Em 2022, David Cronenberg - um dos pais do horror norte-americano - voltou à velha forma com o incrível "Crimes do Futuro"; em 2023, é a vez do seu filho. Brandon Cronenberg prova que é um pupilo exemplar do Cinema de seu pai ao lançar "Morte Infinita": um rico casal está em luxuoso resort e verá suas férias (e suas vidas) pegarem um caminho monstruoso ao conhecer outro casal veterano. Ao causarem um acidente, os ricaços descobrem uma das leis do país: assassinato é pago com a morte do culpado pelas mãos da família da vítima, todavia, quem tem dinheiro tem uma saída, e no universo fílmico de "Morte Infinita" há um segredo macabro. Alexander Skarsgård e Mia Goth (que diz "SIM!" para qualquer roteiro que a descreve como "personagem psicótica") dão vida (e morte) para um roteiro narcotizante que possui cada vez mais camadas quanto mais você reflete sobre. O último pilar da "Santíssima Trindade do Transhumanismo Contemporâneo", ao lado de "Crimes do Futuro" e "Titânio" (2021). Amém.


2. Fale Comigo (Talk to Me)

Direção de Danny & Michael Philippou, Austrália.

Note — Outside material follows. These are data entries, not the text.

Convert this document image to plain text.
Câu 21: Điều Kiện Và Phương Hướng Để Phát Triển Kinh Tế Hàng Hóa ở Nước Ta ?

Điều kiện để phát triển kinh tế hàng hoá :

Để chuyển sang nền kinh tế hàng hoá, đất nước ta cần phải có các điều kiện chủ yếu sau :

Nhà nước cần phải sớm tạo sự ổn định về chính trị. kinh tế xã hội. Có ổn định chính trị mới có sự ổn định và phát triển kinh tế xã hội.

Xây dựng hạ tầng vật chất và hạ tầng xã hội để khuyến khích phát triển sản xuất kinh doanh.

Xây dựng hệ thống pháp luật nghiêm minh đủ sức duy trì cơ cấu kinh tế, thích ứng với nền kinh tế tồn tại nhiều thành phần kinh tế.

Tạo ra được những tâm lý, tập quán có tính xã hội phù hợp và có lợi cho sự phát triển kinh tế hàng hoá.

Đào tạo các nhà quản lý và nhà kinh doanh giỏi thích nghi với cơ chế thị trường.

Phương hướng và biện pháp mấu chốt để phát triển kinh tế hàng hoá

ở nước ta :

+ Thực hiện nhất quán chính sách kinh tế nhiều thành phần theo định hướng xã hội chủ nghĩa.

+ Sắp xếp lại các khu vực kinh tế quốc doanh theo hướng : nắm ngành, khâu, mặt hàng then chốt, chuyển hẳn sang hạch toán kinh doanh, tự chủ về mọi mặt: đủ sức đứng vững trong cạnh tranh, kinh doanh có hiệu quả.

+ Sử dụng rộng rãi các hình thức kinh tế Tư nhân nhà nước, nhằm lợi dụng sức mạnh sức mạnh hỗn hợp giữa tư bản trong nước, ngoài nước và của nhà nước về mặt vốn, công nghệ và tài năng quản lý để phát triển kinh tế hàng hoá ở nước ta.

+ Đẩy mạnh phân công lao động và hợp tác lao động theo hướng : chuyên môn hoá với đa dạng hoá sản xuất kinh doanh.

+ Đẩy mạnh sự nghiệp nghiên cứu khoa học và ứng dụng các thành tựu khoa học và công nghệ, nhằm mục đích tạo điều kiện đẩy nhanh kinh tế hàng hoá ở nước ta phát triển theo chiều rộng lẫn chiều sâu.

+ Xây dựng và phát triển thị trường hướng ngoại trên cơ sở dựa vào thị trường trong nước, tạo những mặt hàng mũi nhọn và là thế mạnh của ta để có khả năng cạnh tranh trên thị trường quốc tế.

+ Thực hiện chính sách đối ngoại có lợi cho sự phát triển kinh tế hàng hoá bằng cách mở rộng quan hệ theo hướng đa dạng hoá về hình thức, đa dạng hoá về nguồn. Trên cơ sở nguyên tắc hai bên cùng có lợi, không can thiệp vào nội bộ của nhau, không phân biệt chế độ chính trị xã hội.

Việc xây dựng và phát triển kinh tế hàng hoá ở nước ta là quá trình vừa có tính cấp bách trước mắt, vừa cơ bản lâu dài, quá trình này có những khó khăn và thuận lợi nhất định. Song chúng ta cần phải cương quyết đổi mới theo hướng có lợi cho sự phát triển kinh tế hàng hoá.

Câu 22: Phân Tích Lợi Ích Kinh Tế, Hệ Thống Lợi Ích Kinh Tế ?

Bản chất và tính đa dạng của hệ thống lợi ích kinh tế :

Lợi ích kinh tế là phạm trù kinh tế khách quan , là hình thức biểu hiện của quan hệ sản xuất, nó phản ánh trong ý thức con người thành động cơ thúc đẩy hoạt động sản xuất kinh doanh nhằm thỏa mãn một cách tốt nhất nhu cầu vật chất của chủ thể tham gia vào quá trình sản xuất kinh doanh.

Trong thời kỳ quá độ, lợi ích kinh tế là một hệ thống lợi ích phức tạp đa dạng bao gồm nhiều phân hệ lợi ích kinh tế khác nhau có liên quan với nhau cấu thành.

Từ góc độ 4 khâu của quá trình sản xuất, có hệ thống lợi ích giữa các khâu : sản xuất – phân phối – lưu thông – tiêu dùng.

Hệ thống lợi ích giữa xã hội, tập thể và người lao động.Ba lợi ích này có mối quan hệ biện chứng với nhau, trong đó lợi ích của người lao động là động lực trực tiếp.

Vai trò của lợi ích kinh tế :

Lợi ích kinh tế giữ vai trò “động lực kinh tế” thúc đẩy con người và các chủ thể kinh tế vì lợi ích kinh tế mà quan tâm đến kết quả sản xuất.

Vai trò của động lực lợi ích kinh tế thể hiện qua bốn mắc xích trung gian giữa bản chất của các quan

A A24 se tornou o messias dos fãs de terror, provando lançamento após lançamento como realizar fitas nesse que é um gênero tão hercúleo: "A Bruxa" (2015), "Hereditário" (2018), "Clímax" (2018), "Cordeiro" (2021), "Men: Faces do Medo" (2022) e "Pearl" (2022) são apenas alguns exemplos que comprovam essa afirmativa. Então, havia muita expectativa em cima de "Fale Comigo", a grande aposta do estúdio para 2023, e a espera valeu a pena. No longa, uma galera se junta para brincar com uma mão embalsamada que os conecta com o mundo dos mortos. É claro que a brincadeira logo foge do controle e o pandemônio se instaura. "Fale Comigo" tem o ingrediente básico para um horror de sucesso: a falta de esperança. Tudo é posto na tela com um sabor amargo, e recebemos cenas perversas que nos remete aos maiores, como "O Exorcista" (1973). Tem elogio melhor?


1. A Baleia (The Whale)

Direção de Darren Aronofsky, EUA.

Um dos longos mais polêmicos de 2023 - o que não é raridade dentro da carreira de Aronofsky, "A Baleia" conseguiu abocanhar dois Oscars e marcar o retorno triunfal de Brendan Fraser, que levou o careca de "Melhor Ator" ao viver um professor obeso em seus últimos dias de vida. A carga dramática de "A Baleia" engalfinha por um peso emocional raro - curiosamente, mesmo com toda a dor do texto, o filme possui o final mais esperançoso de toda a filmografia de Aronofsky, no entanto, chegar até lá é uma tortuosa viagem que com certeza não agradará a todos. A cereja do bolo que refletiu o status de obra-prima para "A Baleia" veio quando, na cena final, em uma revelação que amarra toda a história, uma pessoa sentada ao meu lado na sessão levou as duas mãos ao rosto em completo frenesi. É a beleza da tristeza e a feiura da alegria em um dos mais arrebatadores finais da década, que arrancaram minhas lágrimas como nunca antes diante da Sétima Arte.